I've an AC/DC inverter, a TecArc 165i (Looks right given TecArc's website) which is fantastic. It's about the size of a toaster, which is its nickname to me really, and I have no idea how they get 160A out of such a little box. I can't remember its duty cycle but I've never had it cut off on me. It also has hot start, has the capability of scratch TIG and is a joy to use.

I've also a Clarke 135TE, which is a MIG, runs dispo bottles and isn't too bad, although the wirefeed is plastic rollers and I feel it's not really got the control in that respect, although it does seem to lay down some ok welds for what I want/need in the garage.
Think I last used it about Jan '14 to finish the frame for my wood lathe, so that shows how often it gets pulled out.


----------



## dickm (2 Oct 2015)

Eric The Viking":awz0sie7 said:


> My 110V transformer does exactly that to the MCB on the workshop circuit. But not every time - I think it depends on the point in the AC waveform you plug it in - close to zero crossing and I get away with it.

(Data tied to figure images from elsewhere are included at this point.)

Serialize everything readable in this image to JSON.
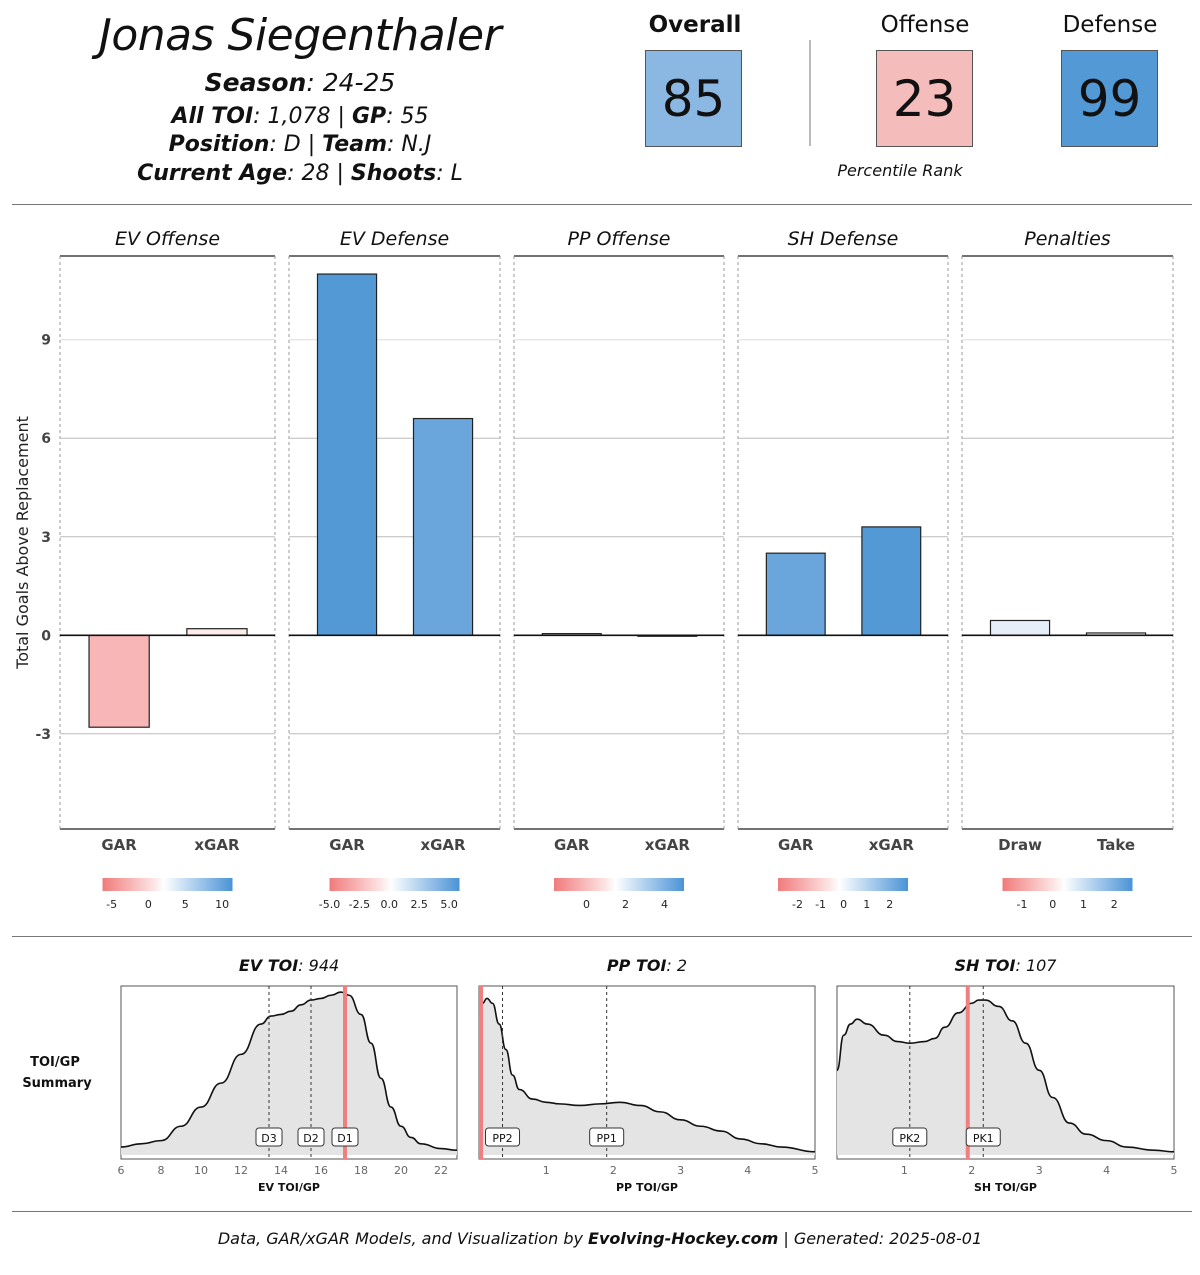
{
  "header": {
    "player_name": "Jonas Siegenthaler",
    "season_label": "Season",
    "season_value": ": 24-25",
    "all_toi_label": "All TOI",
    "all_toi_value": ": 1,078 | ",
    "gp_label": "GP",
    "gp_value": ": 55",
    "position_label": "Position",
    "position_value": ": D | ",
    "team_label": "Team",
    "team_value": ": N.J",
    "age_label": "Current Age",
    "age_value": ": 28 | ",
    "shoots_label": "Shoots",
    "shoots_value": ": L"
  },
  "percentiles": {
    "overall_label": "Overall",
    "overall_value": "85",
    "overall_color": "#8bb8e3",
    "offense_label": "Offense",
    "offense_value": "23",
    "offense_color": "#f5bcbc",
    "defense_label": "Defense",
    "defense_value": "99",
    "defense_color": "#5399d6",
    "caption": "Percentile Rank"
  },
  "chart_data": [
    {
      "type": "bar",
      "ylabel": "Total Goals Above Replacement",
      "ylim": [
        -5.9,
        11.55
      ],
      "yticks": [
        -3,
        0,
        3,
        6,
        9
      ],
      "grid": true,
      "panels": [
        {
          "title": "EV Offense",
          "categories": [
            "GAR",
            "xGAR"
          ],
          "values": [
            -2.8,
            0.2
          ],
          "colors": [
            "#f8b6b6",
            "#fdeaea"
          ],
          "legend_ticks": [
            "-5",
            "0",
            "5",
            "10"
          ]
        },
        {
          "title": "EV Defense",
          "categories": [
            "GAR",
            "xGAR"
          ],
          "values": [
            11.0,
            6.6
          ],
          "colors": [
            "#5399d6",
            "#6aa6dc"
          ],
          "legend_ticks": [
            "-5.0",
            "-2.5",
            "0.0",
            "2.5",
            "5.0"
          ]
        },
        {
          "title": "PP Offense",
          "categories": [
            "GAR",
            "xGAR"
          ],
          "values": [
            0.05,
            -0.02
          ],
          "colors": [
            "#f5f8fd",
            "#fffafa"
          ],
          "legend_ticks": [
            "0",
            "2",
            "4"
          ]
        },
        {
          "title": "SH Defense",
          "categories": [
            "GAR",
            "xGAR"
          ],
          "values": [
            2.5,
            3.3
          ],
          "colors": [
            "#6aa6dc",
            "#5399d6"
          ],
          "legend_ticks": [
            "-2",
            "-1",
            "0",
            "1",
            "2"
          ]
        },
        {
          "title": "Penalties",
          "categories": [
            "Draw",
            "Take"
          ],
          "values": [
            0.45,
            0.07
          ],
          "colors": [
            "#e6eefa",
            "#fdfdff"
          ],
          "legend_ticks": [
            "-1",
            "0",
            "1",
            "2"
          ]
        }
      ]
    },
    {
      "type": "area",
      "row_label_line1": "TOI/GP",
      "row_label_line2": "Summary",
      "panels": [
        {
          "title_label": "EV TOI",
          "title_value": ": 944",
          "xlabel": "EV TOI/GP",
          "xlim": [
            6,
            22.8
          ],
          "xticks": [
            6,
            8,
            10,
            12,
            14,
            16,
            18,
            20,
            22
          ],
          "player_value": 17.2,
          "markers": [
            {
              "label": "D3",
              "x": 13.4
            },
            {
              "label": "D2",
              "x": 15.5
            },
            {
              "label": "D1",
              "x": 17.2
            }
          ],
          "density": [
            [
              6,
              0.05
            ],
            [
              7,
              0.07
            ],
            [
              8,
              0.09
            ],
            [
              9,
              0.18
            ],
            [
              10,
              0.3
            ],
            [
              11,
              0.45
            ],
            [
              12,
              0.63
            ],
            [
              13,
              0.82
            ],
            [
              13.5,
              0.87
            ],
            [
              14,
              0.88
            ],
            [
              14.5,
              0.9
            ],
            [
              15,
              0.94
            ],
            [
              15.5,
              0.97
            ],
            [
              16,
              0.98
            ],
            [
              16.5,
              1.0
            ],
            [
              17,
              1.02
            ],
            [
              17.4,
              1.0
            ],
            [
              18,
              0.88
            ],
            [
              18.5,
              0.7
            ],
            [
              19,
              0.48
            ],
            [
              19.5,
              0.3
            ],
            [
              20,
              0.18
            ],
            [
              20.5,
              0.11
            ],
            [
              21,
              0.07
            ],
            [
              22,
              0.04
            ],
            [
              22.8,
              0.03
            ]
          ]
        },
        {
          "title_label": "PP TOI",
          "title_value": ": 2",
          "xlabel": "PP TOI/GP",
          "xlim": [
            0,
            5
          ],
          "xticks": [
            1,
            2,
            3,
            4,
            5
          ],
          "player_value": 0.03,
          "markers": [
            {
              "label": "PP2",
              "x": 0.35
            },
            {
              "label": "PP1",
              "x": 1.9
            }
          ],
          "density": [
            [
              0,
              0.88
            ],
            [
              0.05,
              0.95
            ],
            [
              0.12,
              0.98
            ],
            [
              0.2,
              0.95
            ],
            [
              0.3,
              0.82
            ],
            [
              0.4,
              0.66
            ],
            [
              0.5,
              0.5
            ],
            [
              0.6,
              0.41
            ],
            [
              0.8,
              0.35
            ],
            [
              1,
              0.33
            ],
            [
              1.2,
              0.32
            ],
            [
              1.5,
              0.31
            ],
            [
              1.8,
              0.32
            ],
            [
              2.1,
              0.33
            ],
            [
              2.4,
              0.31
            ],
            [
              2.7,
              0.27
            ],
            [
              3,
              0.22
            ],
            [
              3.3,
              0.18
            ],
            [
              3.6,
              0.15
            ],
            [
              3.9,
              0.1
            ],
            [
              4.2,
              0.07
            ],
            [
              4.5,
              0.05
            ],
            [
              5,
              0.02
            ]
          ]
        },
        {
          "title_label": "SH TOI",
          "title_value": ": 107",
          "xlabel": "SH TOI/GP",
          "xlim": [
            0,
            5
          ],
          "xticks": [
            1,
            2,
            3,
            4,
            5
          ],
          "player_value": 1.94,
          "markers": [
            {
              "label": "PK2",
              "x": 1.08
            },
            {
              "label": "PK1",
              "x": 2.17
            }
          ],
          "density": [
            [
              0,
              0.53
            ],
            [
              0.1,
              0.75
            ],
            [
              0.2,
              0.82
            ],
            [
              0.3,
              0.85
            ],
            [
              0.45,
              0.82
            ],
            [
              0.7,
              0.75
            ],
            [
              0.9,
              0.71
            ],
            [
              1.08,
              0.7
            ],
            [
              1.3,
              0.71
            ],
            [
              1.45,
              0.73
            ],
            [
              1.6,
              0.8
            ],
            [
              1.8,
              0.89
            ],
            [
              2,
              0.95
            ],
            [
              2.1,
              0.97
            ],
            [
              2.2,
              0.97
            ],
            [
              2.4,
              0.93
            ],
            [
              2.6,
              0.84
            ],
            [
              2.8,
              0.7
            ],
            [
              3,
              0.53
            ],
            [
              3.2,
              0.36
            ],
            [
              3.45,
              0.2
            ],
            [
              3.7,
              0.13
            ],
            [
              4,
              0.09
            ],
            [
              4.3,
              0.05
            ],
            [
              4.7,
              0.03
            ],
            [
              5,
              0.02
            ]
          ]
        }
      ]
    }
  ],
  "footer": {
    "text_pre": "Data, GAR/xGAR Models, and Visualization by ",
    "brand": "Evolving-Hockey.com",
    "text_post": " | Generated: 2025-08-01"
  }
}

Spot on about the point in the waveform - that's what my colleague said, and who am I to doubt an eminent professor!


----------



## BillK (2 Oct 2015)

-Matt-":3qiv78z7 said:


> BillK":3qiv78z7 said:
> 
> 
> > We're taking it as read but avoid stick/arc, the low price can be tempting.
> ...



That's what I was saying, better hold out for a MIG than those 50-60 quid boxes which might be tempting because of price. Plus MIG's easy to start out with, my boy managed some not-too-bad welds after a few goes when he was 12. I had a 151Te, same feeling about that in that the feed wasn't that smooth, but they were lots less money when I got it. Did a good lot of work and was very portable.


----------